Según Alberto las sensaciones sólo pueden llegar a plasmarse con palabras y aunque el trasmitir a los otros lo que uno siente por muy competente que sea el escritor no deja de ser algo difícil no es un imposible. Sin embargo, él opina que sí que es un imposible plasmarlo mediante la fotografía. 
Fotógrafo profesional como es, no tengo motivo para no creerle, para poner en tela de juicio su opinión. Llevo toda una vida compartiendo mí día a día con él para no haber oído de su boca en demasiadas ocasiones que una fotografía sólo es la captura de un instante y que la buena fotografía es la explicativa. Es la que cuando uno la mira se hace en unos segundos una idea en general de lo que ve. No obstante, según él, la fotografía aunque explica una situación, jamás puede explicar las sensaciones que embargan a los seres fotografiados porque nunca traspasa el alma. La fotografía es muda. Por mucho que uno sonría al fotógrafo o a la cámara jamás nadie puede adivinar hasta donde esa sonrisa es verdadera o falsa, puesto que cuando uno posa su actitud se modifica al instante, cambia. El fotógrafo siempre fotografía la forma, pero nunca el fondo. La imagen nunca llega al fondo. Las palabras sí. Alberto siempre ha sido contrario a esa máxima de que más vale una imagen que mil palabras. Es más, siempre hace hincapié en que si no existiesen las palabras ni siquiera podríamos explicar una fotografía. Quizás, por eso, él, ante la imposibilidad de poder fotografiar el fondo de las personas, ha preferido ser desde siempre fotógrafo de lugares y también, cómo no, de la naturaleza. Porque lo que ves es lo que hay. Un fotógrafo puede tener mejor agudeza e ingenio que otro o una perspectiva o visión distinta que haga que su trabajo se enriquezca más, pero ni los lugares ni la naturaleza le mienten nunca. Por el contrario fotografiar a las personas es fotografiar un mundo que el fotógrafo sensato, honrado, sabe que jamás va a poder fotografiar en su plenitud.  Puesto que cada persona es un mundo y hay un mundo en cada persona. Otra cosa muy distinta, según Alberto, es el retrato, si una fotografía es la captura de un instante explicativo, el retrato es la captura de un rostro que es incógnita y que nos debe plantear muchas preguntas por obligación, como misión, sino no es un retrato. 

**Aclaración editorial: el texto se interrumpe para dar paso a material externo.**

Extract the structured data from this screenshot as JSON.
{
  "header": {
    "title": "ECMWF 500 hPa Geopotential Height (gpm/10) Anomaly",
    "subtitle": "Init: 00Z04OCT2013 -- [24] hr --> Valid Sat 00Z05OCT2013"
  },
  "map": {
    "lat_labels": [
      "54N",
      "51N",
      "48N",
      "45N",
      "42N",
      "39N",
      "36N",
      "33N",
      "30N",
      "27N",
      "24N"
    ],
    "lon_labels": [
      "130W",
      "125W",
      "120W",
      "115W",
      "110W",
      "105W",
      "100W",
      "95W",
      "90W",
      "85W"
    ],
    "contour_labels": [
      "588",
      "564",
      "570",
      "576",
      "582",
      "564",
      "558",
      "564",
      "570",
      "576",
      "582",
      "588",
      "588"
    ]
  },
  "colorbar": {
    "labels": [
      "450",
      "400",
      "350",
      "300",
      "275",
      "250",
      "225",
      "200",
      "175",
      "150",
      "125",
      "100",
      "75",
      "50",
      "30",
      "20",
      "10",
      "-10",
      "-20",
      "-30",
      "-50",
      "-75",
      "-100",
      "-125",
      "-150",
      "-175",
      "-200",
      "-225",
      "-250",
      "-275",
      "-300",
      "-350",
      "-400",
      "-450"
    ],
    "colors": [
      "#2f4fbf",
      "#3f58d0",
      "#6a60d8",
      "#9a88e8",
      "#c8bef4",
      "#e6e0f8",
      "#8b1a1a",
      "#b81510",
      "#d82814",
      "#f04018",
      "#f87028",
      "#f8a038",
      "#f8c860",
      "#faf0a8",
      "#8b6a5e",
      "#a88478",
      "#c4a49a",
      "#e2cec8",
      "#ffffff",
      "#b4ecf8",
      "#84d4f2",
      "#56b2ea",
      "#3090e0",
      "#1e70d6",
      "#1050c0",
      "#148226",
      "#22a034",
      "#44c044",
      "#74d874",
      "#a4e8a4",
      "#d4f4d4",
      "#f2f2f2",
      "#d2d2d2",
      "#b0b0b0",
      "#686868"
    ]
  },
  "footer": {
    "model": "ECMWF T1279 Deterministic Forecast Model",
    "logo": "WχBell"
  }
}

He de decir que ni Alberto ni yo somos amigos de hacernos fotografías ni muchas ni pocas ni constantemente, tal como ahora en este siglo XXI se realizan. Hoy en día parece que toda persona vive a punto y dispuesto para ser fotografiado en cualquier situación. Es como: si no hay fotografía, no ha sucedido. Alberto y yo no somos así, nos gusta sentir y vivir el momento, y que éste se quede pululando para el resto dentro de nosotros. Ninguno de los dos precisa de una fotografía como testigo de algo, preferimos tener como testigo el recuerdo en la memoria, un recuerdo conjunto; por ello, son escasas tanto nuestras fotografías como los retratos. Evidentemente, de fotografía alguna que otra tenemos pero de retratos no. Por ejemplo, yo sólo tengo dos retratos que les separan una década y los dos son de su autoría. Dos retratos que invitan a preguntar, incluso a mí, cuál es mi mundo interior, cuánta vida vivida hay en mí, que mella ha hecho ésta en mi rostro, cuánta experiencia habita en mi ser y cómo me he convertido en quién soy en ese momento. Preguntas a las que con sinceridad sólo yo puedo contestar, por ello, esos retratos son valiosísimos y no son fotografías ya que en vez de explicar, preguntan. Un retrato, para darlo por bueno, según Alberto, a quien lo mira le debe hacerse preguntar cuántos puentes ha cruzado y cuántos puentes ha quemado la persona retratada. Si no es así, es un retrato fallido. En palabras de Alberto: «Un retrato, siempre obedece al intento del fotógrafo de apresar el alma del retratado, siempre tiene que dejar muchas preguntas en el aire, nunca debe de querer explicar.» Honestamente creo que Alberto al retratarme lo consigue. Pues a ratos ni yo misma me reconozco. Y la primera pregunta que brota de mis labios es: «¿Esa mujer soy yo?» Y Alberto, ante mi asombro, me responde que sí.